BOOK REVIEWAnn Travers. 2018. The Trans Generation: How Trans Kids (and Their Parents) Are
Creating a Gender Revolution. New York: New York University Press.Ann Travers’s new book, The Trans Generation: How Trans Kids (and Their
Parents) Are Creating a Gender Revolution (hereafter The Trans Generation)
is a highly persuasive investigation that sheds much-needed scholarly light
on a grossly marginalized, precarious community. Travers interviewed 36
transgender children, and many of their parents, to reveal the challenges
they face in everyday use of bathrooms, locker rooms, and other rigidly gendered
spaces, as well as in interactions with friends, parents, and siblings, as
well as schools, and local and state or provincial governments.
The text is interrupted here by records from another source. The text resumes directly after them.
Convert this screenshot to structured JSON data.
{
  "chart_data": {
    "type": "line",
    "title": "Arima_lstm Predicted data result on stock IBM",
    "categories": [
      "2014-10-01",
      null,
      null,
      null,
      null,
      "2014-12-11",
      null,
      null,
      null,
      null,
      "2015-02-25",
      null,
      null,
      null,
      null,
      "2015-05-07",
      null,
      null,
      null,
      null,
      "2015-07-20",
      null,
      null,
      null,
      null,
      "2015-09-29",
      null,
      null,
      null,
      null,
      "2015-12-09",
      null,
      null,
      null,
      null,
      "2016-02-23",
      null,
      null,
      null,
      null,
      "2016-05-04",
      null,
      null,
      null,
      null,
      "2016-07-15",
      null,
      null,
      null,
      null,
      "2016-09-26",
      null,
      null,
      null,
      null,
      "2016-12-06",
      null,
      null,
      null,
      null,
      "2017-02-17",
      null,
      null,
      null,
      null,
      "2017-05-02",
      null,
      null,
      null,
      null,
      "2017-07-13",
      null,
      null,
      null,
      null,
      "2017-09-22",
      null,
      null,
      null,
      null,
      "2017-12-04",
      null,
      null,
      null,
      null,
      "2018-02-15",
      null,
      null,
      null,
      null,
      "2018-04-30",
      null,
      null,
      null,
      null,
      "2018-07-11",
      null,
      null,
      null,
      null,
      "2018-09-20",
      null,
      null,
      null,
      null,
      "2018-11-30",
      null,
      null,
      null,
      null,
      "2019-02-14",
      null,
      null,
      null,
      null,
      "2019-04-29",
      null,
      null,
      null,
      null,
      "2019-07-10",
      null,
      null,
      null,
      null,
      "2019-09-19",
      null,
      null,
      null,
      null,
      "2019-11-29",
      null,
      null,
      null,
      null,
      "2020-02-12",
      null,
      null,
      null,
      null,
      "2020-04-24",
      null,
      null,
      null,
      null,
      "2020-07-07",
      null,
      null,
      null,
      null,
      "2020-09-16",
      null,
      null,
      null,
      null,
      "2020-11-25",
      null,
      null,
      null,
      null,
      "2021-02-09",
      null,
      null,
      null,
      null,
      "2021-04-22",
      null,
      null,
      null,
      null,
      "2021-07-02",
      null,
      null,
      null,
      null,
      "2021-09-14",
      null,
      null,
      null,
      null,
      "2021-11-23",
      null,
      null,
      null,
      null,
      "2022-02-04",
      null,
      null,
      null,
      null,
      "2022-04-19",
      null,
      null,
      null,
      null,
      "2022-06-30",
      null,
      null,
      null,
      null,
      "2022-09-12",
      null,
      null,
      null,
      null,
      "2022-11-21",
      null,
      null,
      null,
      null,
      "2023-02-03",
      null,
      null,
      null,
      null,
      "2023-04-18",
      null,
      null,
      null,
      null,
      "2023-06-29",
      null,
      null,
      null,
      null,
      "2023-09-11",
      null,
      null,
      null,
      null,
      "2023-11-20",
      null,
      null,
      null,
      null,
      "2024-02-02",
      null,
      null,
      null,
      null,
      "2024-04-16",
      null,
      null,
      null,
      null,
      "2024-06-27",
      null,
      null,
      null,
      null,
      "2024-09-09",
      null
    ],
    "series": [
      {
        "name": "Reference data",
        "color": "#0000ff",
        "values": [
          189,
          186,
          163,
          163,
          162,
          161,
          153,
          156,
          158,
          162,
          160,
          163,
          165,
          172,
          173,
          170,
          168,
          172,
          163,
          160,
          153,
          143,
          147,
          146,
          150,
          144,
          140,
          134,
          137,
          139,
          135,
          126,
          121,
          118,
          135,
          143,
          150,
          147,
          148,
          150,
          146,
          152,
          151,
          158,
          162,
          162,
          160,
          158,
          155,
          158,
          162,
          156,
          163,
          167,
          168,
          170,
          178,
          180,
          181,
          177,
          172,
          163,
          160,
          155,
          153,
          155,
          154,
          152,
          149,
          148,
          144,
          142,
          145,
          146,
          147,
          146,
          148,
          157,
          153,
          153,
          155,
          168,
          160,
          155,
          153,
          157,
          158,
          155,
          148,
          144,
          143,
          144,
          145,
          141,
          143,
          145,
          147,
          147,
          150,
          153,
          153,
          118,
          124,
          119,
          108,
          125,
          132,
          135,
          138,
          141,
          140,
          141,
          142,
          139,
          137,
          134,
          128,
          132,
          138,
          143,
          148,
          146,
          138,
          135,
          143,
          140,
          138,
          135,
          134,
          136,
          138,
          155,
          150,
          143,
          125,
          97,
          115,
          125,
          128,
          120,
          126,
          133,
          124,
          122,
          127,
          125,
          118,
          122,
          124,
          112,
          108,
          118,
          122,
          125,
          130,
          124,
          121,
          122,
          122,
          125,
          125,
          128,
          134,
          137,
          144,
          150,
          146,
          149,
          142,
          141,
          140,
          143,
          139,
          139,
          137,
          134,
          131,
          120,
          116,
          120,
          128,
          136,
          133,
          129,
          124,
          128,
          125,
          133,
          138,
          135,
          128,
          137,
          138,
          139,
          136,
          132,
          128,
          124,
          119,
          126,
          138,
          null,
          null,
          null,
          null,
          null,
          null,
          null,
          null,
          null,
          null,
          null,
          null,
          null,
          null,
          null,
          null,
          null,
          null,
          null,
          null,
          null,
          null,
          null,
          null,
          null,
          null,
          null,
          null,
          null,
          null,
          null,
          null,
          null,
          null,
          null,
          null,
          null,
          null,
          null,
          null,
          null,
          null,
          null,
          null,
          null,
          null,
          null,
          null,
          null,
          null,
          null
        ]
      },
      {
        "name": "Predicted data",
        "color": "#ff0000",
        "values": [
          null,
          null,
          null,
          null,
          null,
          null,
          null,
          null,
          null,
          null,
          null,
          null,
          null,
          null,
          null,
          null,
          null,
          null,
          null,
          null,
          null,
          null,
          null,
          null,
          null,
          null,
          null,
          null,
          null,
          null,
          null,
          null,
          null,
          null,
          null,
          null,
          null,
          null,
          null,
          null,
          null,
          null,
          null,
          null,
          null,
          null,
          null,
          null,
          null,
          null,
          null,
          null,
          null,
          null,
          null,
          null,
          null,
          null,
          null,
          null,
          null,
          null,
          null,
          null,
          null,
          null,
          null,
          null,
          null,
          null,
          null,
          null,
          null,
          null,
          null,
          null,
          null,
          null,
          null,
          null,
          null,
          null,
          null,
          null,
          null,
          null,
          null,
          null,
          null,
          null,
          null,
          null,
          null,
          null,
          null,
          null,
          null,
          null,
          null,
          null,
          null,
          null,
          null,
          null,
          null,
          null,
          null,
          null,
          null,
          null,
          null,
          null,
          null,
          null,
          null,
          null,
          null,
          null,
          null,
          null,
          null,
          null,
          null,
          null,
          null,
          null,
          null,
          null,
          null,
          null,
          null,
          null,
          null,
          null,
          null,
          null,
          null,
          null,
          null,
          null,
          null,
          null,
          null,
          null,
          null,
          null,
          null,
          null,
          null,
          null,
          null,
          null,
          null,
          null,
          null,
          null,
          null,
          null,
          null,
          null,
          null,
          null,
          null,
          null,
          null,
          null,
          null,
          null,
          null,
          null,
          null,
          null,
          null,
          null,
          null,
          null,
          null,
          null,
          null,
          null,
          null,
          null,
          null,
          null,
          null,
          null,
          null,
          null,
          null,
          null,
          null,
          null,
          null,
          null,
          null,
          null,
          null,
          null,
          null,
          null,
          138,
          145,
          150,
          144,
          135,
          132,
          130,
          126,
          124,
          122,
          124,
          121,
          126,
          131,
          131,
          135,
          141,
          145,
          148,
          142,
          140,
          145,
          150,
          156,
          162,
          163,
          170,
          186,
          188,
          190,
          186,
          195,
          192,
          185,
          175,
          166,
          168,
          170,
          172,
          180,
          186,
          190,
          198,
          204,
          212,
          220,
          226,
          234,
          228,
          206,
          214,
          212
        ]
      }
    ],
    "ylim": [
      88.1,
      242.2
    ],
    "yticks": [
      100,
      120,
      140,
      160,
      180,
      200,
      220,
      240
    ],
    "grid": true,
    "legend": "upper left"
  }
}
Apart from
the scope of this study, what is remarkable about The Trans Generation is its
accessibility. Instead of presenting a quantitative analysis, which can be alienating
to readers outside academia, Travers offers an exhaustive qualitative
study parsed in highly thoughtful, eloquent, and open terms—one that
prizes the individuality, indeed the knowableness, of each child interviewed.
And, although The Trans Generation is not explicitly dedicated to discussions
of girlhood, the focus of this journal, it nonetheless offers, I argue, valuable
new paradigms or strategies for thinking about girls’ lives and identities.